In my opinion, Skyfall was an excellent comeback, and Javier Bardem’s revenge tour against M, Bond, and the agency is just awesome. Silva, the villain, is just evil. He wants nothing but to destroy, and it’s because of what his time in MI6 did to him. By the end of the film, Bond is mourning another friend and questioning the cost of the job.
Ralph Fiennes is excellently serious as Gareth Mallory, who eventually replaces M after her death. After a real tease of a joke in Royale where Bond and Green say the words “money” and “penny” in back to back sentences, Naomie Harris finally appears with Feinnes in Skyfall as the new Eve Moneypenny, M’s secretary in the home office.
Spectre, I think, is where a lot of Bond fans lost patience with the franchise. Christoph Waltz is great and all and it’s cool to have an antagonist appear from Bond’s past after Silva came back against M in Skyfall, but another supervillain in the desert was sort of the last thing we needed. The imperfect plot spoils what are otherwise great performances from Waltz and Léa Seydoux, who plays Dr. Madeleine Swann, the daughter of Royale villain Mr. White (Jesper Christensen).
The fantastic Rami Malek stars opposite Seydoux and Craig in No Time to Die as Lyutsifer Safin, the man Swann had told Bond about in Spectre who came to her home looking for Mr. White and killed his wife, Madeleine’s mother, instead. Safin is the man Madeleine said she had shot that day, when she was just a child, and she had said or at least implied to Bond that he died from his wounds.

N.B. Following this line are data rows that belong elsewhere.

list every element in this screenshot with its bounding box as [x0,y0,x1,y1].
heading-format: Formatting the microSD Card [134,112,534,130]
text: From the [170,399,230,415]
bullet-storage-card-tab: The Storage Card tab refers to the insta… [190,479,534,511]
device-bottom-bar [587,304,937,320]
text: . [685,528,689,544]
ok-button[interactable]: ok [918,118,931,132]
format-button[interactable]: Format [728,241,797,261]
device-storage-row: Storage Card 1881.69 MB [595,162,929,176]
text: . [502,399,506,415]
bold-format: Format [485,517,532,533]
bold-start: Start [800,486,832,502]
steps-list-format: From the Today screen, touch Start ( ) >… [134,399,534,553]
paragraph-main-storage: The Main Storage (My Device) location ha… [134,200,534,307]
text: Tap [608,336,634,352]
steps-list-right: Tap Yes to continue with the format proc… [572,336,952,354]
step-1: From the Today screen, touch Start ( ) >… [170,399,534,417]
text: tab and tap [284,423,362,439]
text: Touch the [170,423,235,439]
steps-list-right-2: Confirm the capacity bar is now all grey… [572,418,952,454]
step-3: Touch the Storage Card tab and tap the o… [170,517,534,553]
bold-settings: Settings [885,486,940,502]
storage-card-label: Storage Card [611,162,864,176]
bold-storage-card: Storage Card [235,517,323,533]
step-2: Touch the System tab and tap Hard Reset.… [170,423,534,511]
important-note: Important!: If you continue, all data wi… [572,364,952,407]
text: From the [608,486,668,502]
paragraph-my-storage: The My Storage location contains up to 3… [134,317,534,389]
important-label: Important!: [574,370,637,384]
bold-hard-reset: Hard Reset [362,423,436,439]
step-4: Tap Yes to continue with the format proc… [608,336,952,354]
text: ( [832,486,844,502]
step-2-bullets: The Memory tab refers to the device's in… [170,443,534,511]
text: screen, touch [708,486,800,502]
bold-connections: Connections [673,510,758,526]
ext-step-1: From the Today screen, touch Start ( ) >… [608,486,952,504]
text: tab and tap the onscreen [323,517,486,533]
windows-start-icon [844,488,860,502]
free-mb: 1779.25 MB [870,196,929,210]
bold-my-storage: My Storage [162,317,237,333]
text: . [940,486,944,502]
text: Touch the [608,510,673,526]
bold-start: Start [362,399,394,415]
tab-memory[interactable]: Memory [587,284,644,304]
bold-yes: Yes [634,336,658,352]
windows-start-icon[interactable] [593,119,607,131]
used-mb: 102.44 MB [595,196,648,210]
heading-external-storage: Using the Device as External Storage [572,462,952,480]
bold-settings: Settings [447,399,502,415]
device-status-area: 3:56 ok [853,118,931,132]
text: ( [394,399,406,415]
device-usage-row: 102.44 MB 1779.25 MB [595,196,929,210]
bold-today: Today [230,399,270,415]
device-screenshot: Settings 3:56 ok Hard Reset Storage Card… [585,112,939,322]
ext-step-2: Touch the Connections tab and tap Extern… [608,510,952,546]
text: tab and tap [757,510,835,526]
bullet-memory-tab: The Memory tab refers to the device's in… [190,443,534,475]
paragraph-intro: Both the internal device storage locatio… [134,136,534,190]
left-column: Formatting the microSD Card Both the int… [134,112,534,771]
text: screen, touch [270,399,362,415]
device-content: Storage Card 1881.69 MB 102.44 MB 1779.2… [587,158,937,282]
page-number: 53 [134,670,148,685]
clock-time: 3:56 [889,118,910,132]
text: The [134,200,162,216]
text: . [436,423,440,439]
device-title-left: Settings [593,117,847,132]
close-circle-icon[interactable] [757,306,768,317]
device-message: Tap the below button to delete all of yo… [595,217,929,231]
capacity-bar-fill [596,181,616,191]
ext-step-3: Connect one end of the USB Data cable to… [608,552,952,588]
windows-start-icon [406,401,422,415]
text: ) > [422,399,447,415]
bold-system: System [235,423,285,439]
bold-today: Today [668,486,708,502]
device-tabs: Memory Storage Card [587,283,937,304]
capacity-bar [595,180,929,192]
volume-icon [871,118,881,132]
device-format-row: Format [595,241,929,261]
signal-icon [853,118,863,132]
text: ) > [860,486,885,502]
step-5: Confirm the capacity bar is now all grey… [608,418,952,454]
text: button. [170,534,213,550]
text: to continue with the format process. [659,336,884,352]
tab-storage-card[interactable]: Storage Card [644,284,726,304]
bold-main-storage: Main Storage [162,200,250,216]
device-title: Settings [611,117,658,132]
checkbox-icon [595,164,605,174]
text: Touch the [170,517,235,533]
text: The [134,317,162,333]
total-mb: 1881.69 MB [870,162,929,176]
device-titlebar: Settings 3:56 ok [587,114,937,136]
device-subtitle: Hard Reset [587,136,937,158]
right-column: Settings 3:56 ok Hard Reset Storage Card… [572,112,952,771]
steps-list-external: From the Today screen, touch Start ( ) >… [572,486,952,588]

But Safin, it turns out, was not dead, and in fact it was he who ultimately had spared young Madeleine’s life that day at her house.

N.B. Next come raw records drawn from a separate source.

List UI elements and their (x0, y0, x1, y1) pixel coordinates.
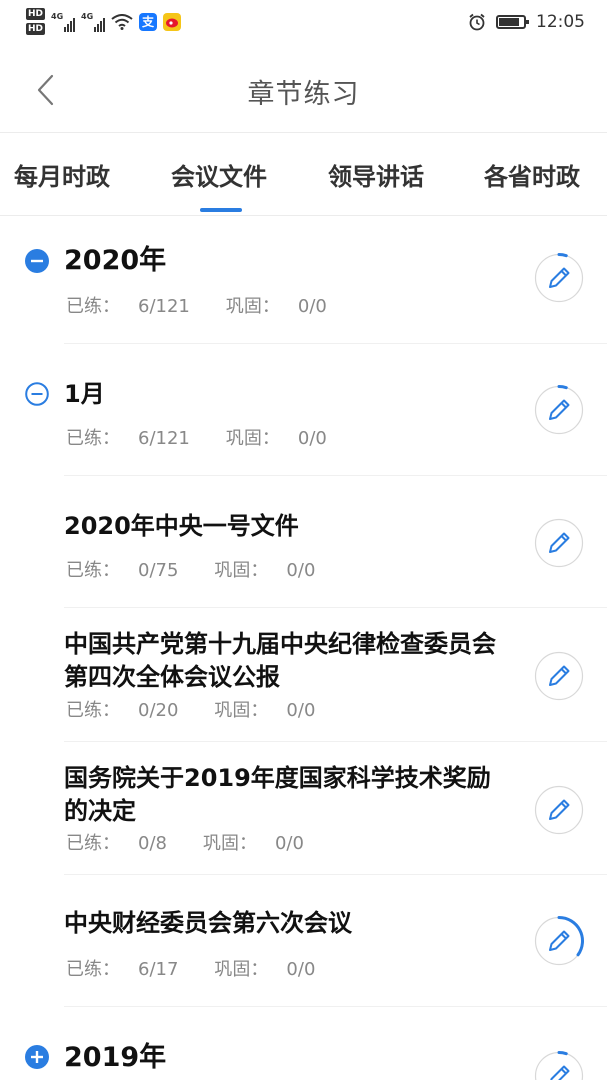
practiced-value: 6/121 (138, 296, 190, 317)
practiced-label: 已练： (66, 560, 120, 581)
list-item[interactable]: 1月 已练： 6/121 巩固： 0/0 (0, 344, 607, 475)
item-title: 2020年 (64, 245, 167, 276)
practiced-value: 0/8 (138, 833, 167, 854)
progress-ring-track (534, 518, 584, 568)
edit-pencil-icon[interactable] (534, 916, 584, 966)
item-title: 2019年 (64, 1042, 167, 1073)
consolidated-label: 巩固： (225, 428, 280, 449)
active-tab-indicator (200, 208, 242, 212)
progress-ring-track (534, 253, 584, 303)
edit-pencil-icon[interactable] (534, 785, 584, 835)
signal-icon-1: 4G (51, 11, 76, 32)
signal-1-label: 4G (51, 11, 64, 21)
progress-ring-arc (557, 253, 568, 258)
collapse-outline-icon[interactable] (25, 382, 49, 406)
edit-pencil-icon[interactable] (534, 651, 584, 701)
edit-pencil-icon[interactable] (534, 385, 584, 435)
item-stats: 已练： 0/20 巩固： 0/0 (66, 696, 333, 722)
status-left: HD HD 4G 4G 支 (26, 8, 182, 35)
consolidated-value: 0/0 (274, 833, 304, 854)
consolidated-value: 0/0 (286, 700, 316, 721)
consolidated-label: 巩固： (214, 560, 269, 581)
item-title: 中央财经委员会第六次会议 (64, 909, 352, 937)
weibo-icon (163, 12, 182, 31)
progress-ring-track (534, 651, 584, 701)
app-header: 章节练习 (0, 48, 607, 133)
alipay-glyph: 支 (142, 15, 155, 29)
hd1-badge: HD (26, 8, 46, 20)
tab-bar: 每月时政 会议文件 领导讲话 各省时政 (0, 133, 607, 216)
status-bar: HD HD 4G 4G 支 12:05 (0, 0, 607, 48)
list-item[interactable]: 2020年 已练： 6/121 巩固： 0/0 (0, 216, 607, 343)
progress-ring-track (534, 1051, 584, 1080)
progress-ring-track (534, 385, 584, 435)
item-title: 2020年中央一号文件 (64, 512, 299, 540)
list-item[interactable]: 中央财经委员会第六次会议 已练： 6/17 巩固： 0/0 (0, 875, 607, 1006)
page-title: 章节练习 (247, 79, 360, 110)
practiced-label: 已练： (66, 428, 120, 449)
item-title: 1月 (64, 380, 105, 408)
edit-pencil-icon[interactable] (534, 1051, 584, 1080)
signal-icon-2: 4G (81, 11, 106, 32)
consolidated-value: 0/0 (286, 560, 316, 581)
consolidated-value: 0/0 (297, 428, 327, 449)
practiced-value: 0/75 (138, 560, 179, 581)
progress-ring-arc (557, 1051, 568, 1056)
item-stats: 已练： 6/121 巩固： 0/0 (66, 292, 345, 318)
status-time: 12:05 (536, 12, 585, 32)
collapse-icon[interactable] (25, 249, 49, 273)
practiced-value: 6/17 (138, 959, 179, 980)
alipay-icon: 支 (139, 12, 158, 31)
item-stats: 已练： 0/75 巩固： 0/0 (66, 556, 333, 582)
list-item[interactable]: 2020年中央一号文件 已练： 0/75 巩固： 0/0 (0, 476, 607, 607)
item-stats: 已练： 6/121 巩固： 0/0 (66, 424, 345, 450)
practiced-label: 已练： (66, 700, 120, 721)
alarm-icon (469, 13, 485, 31)
progress-ring-track (534, 785, 584, 835)
tab-monthly-politics[interactable]: 每月时政 (14, 157, 110, 192)
consolidated-label: 巩固： (214, 959, 269, 980)
practiced-value: 6/121 (138, 428, 190, 449)
edit-pencil-icon[interactable] (534, 518, 584, 568)
tab-meeting-documents[interactable]: 会议文件 (171, 157, 267, 192)
expand-icon[interactable] (25, 1045, 49, 1069)
wifi-icon (111, 13, 133, 30)
list-item[interactable]: 国务院关于2019年度国家科学技术奖励的决定 已练： 0/8 巩固： 0/0 (0, 742, 607, 874)
battery-icon (496, 15, 529, 29)
consolidated-value: 0/0 (297, 296, 327, 317)
list-item[interactable]: 2019年 (0, 1007, 607, 1080)
consolidated-value: 0/0 (286, 959, 316, 980)
hd2-badge: HD (26, 23, 46, 35)
signal-2-label: 4G (81, 11, 94, 21)
tab-leader-speeches[interactable]: 领导讲话 (328, 157, 424, 192)
practiced-label: 已练： (66, 296, 120, 317)
tab-provincial-politics[interactable]: 各省时政 (484, 157, 580, 192)
list-item[interactable]: 中国共产党第十九届中央纪律检查委员会第四次全体会议公报 已练： 0/20 巩固： 0/… (0, 608, 607, 741)
consolidated-label: 巩固： (225, 296, 280, 317)
practiced-label: 已练： (66, 959, 120, 980)
consolidated-label: 巩固： (202, 833, 257, 854)
edit-pencil-icon[interactable] (534, 253, 584, 303)
consolidated-label: 巩固： (214, 700, 269, 721)
item-stats: 已练： 0/8 巩固： 0/0 (66, 829, 322, 855)
item-stats: 已练： 6/17 巩固： 0/0 (66, 955, 333, 981)
item-title: 国务院关于2019年度国家科学技术奖励的决定 (64, 764, 491, 825)
progress-ring-arc (557, 385, 568, 390)
hd-indicators: HD HD (26, 8, 46, 35)
practiced-label: 已练： (66, 833, 120, 854)
item-title: 中国共产党第十九届中央纪律检查委员会第四次全体会议公报 (64, 630, 496, 691)
status-right: 12:05 (468, 12, 585, 32)
practiced-value: 0/20 (138, 700, 179, 721)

Obviously a lot happens after we learn that, and the film actually takes place five years into Bond’s solo retirement in the Caribbean. There is, we learn, a new 007 (Lashana Lynch). Good old Felix Leiter (Jeffrey Wright) returns to ask James for a favor, and Ana de Armas plays a kickass new CIA agent assigned to his mission in Cuba, where a SPECTRE convention of sorts is occurring, of course. Bond revisits lost loves and friends, and balances his loyalty to the service and to his loved ones. But I’m not going to spoil this movie.
No Time to Die has its strengths and its weaknesses, but I’m very happy that they got to see this story through. After up and down entries, this one lets us say goodbye to Bond in a way that feels a lot closer to Skyfall and Royale than it does to Quantum and Spectre. All in all, I think it made me feel better about the time I’ve spent watching this series over my life, and I appreciate getting to see the story grow and change over the last 15 years
Perhaps Lynch might return in the future films as the new 007, after rubbing it in Bond’s face when they first meet. But it doesn’t seem like Eon had any intention of figuring that out before releasing No Time to Die, so we’ll probably have to wait a good while to see what comes next.

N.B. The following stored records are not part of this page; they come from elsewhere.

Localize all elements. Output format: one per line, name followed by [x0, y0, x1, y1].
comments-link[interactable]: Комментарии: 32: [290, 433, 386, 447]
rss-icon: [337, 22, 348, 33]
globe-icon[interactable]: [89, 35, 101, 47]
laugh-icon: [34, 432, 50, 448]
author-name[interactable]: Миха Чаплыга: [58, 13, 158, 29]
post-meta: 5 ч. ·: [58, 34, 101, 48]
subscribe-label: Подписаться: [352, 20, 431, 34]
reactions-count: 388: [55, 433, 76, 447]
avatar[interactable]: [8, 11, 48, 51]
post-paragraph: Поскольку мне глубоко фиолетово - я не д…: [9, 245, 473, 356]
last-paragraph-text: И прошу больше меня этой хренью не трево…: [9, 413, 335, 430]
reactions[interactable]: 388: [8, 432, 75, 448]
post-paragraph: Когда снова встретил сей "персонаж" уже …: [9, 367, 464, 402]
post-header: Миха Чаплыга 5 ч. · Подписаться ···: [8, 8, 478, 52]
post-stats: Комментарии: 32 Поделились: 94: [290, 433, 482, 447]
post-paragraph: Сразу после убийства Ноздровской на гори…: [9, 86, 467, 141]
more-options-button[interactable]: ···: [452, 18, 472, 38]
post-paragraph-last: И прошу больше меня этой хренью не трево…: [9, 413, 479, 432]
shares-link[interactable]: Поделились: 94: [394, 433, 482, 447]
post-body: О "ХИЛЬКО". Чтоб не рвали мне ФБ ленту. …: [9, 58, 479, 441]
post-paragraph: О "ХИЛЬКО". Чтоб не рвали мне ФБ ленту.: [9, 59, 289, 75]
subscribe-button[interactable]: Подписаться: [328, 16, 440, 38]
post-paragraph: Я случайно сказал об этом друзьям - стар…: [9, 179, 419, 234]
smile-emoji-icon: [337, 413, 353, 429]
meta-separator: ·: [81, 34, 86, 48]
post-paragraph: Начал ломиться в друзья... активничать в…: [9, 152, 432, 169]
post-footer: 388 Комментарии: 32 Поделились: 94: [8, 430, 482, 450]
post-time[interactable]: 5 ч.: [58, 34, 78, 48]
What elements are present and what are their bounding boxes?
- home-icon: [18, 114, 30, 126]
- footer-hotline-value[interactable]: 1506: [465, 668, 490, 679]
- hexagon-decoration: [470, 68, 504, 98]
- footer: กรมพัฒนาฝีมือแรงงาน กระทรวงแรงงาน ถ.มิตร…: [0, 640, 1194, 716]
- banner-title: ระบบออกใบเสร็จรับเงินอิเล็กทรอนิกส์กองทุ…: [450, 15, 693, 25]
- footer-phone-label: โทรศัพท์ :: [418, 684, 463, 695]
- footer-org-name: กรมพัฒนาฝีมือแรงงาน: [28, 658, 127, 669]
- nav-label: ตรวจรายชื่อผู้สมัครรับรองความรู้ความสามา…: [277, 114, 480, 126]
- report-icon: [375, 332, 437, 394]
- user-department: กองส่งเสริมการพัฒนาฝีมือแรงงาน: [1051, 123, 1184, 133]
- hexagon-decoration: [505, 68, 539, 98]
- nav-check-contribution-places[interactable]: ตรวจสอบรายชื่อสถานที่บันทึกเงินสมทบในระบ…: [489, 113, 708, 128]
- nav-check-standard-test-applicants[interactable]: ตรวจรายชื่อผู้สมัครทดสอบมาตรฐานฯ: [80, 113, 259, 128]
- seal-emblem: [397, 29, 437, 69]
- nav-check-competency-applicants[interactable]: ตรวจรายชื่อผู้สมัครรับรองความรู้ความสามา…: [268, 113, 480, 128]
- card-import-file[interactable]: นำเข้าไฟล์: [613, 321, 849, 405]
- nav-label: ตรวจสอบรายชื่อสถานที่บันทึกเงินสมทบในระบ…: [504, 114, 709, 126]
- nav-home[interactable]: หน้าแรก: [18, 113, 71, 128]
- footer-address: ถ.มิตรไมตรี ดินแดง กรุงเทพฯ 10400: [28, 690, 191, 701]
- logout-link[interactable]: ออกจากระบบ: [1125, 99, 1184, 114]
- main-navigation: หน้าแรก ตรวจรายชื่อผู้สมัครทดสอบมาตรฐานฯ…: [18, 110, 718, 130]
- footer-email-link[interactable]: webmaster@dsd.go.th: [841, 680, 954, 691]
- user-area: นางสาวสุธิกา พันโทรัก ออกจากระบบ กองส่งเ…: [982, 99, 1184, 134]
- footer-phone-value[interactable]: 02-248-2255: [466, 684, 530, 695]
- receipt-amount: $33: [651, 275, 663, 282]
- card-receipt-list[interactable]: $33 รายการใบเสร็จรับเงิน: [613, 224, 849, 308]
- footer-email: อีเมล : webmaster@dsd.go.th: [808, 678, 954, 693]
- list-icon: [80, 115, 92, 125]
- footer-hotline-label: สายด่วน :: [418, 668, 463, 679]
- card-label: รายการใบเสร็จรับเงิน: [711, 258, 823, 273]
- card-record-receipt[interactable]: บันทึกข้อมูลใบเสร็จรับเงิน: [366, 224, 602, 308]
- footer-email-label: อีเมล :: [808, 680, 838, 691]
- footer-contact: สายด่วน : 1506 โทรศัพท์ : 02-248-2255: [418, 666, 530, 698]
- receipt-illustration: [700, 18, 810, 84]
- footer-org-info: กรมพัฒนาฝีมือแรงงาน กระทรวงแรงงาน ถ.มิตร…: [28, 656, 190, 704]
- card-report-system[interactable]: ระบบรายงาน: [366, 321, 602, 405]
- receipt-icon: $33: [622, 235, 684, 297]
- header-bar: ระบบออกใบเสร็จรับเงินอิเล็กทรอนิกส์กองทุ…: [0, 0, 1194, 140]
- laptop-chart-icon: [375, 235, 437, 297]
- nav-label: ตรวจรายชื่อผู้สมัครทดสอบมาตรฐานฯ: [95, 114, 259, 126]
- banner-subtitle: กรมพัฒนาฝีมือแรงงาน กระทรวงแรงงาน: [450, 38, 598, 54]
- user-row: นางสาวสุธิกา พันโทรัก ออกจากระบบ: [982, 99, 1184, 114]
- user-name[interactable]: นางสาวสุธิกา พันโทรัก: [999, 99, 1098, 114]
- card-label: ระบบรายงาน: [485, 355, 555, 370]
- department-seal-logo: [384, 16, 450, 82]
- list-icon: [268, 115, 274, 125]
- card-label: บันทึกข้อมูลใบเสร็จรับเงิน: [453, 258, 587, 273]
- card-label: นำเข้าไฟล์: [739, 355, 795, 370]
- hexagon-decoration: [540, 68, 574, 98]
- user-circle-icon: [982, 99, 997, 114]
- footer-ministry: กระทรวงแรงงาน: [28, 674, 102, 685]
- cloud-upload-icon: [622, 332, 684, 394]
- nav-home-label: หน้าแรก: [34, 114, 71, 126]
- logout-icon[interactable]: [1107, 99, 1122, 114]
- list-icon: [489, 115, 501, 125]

As Craig said in September:
"It's been incredible to do these films.” "It's very emotional. I'm glad I am ending it on my own terms. I'm grateful to the producers for letting me do that. But I sure miss it. I'll probably be incredibly bitter when the new person takes over."
Whatever happens, I’m optimistic that whoever gets to take up the role next will be given a whole new kind of story. I can’t wait to see what it looks like whenever it comes around, and until then I’m pretty darn content to rewatch these bad boys.
If you like James Bond, keep an eye out for the upcoming six-part miniseries The Ipcress File on British network ITV this winter. Peaky Blinders star Joe Cole gets his own turn in the spotlight as British spy Harry Palmer, who was played by Michael Caine in five films from 1965 to 1996.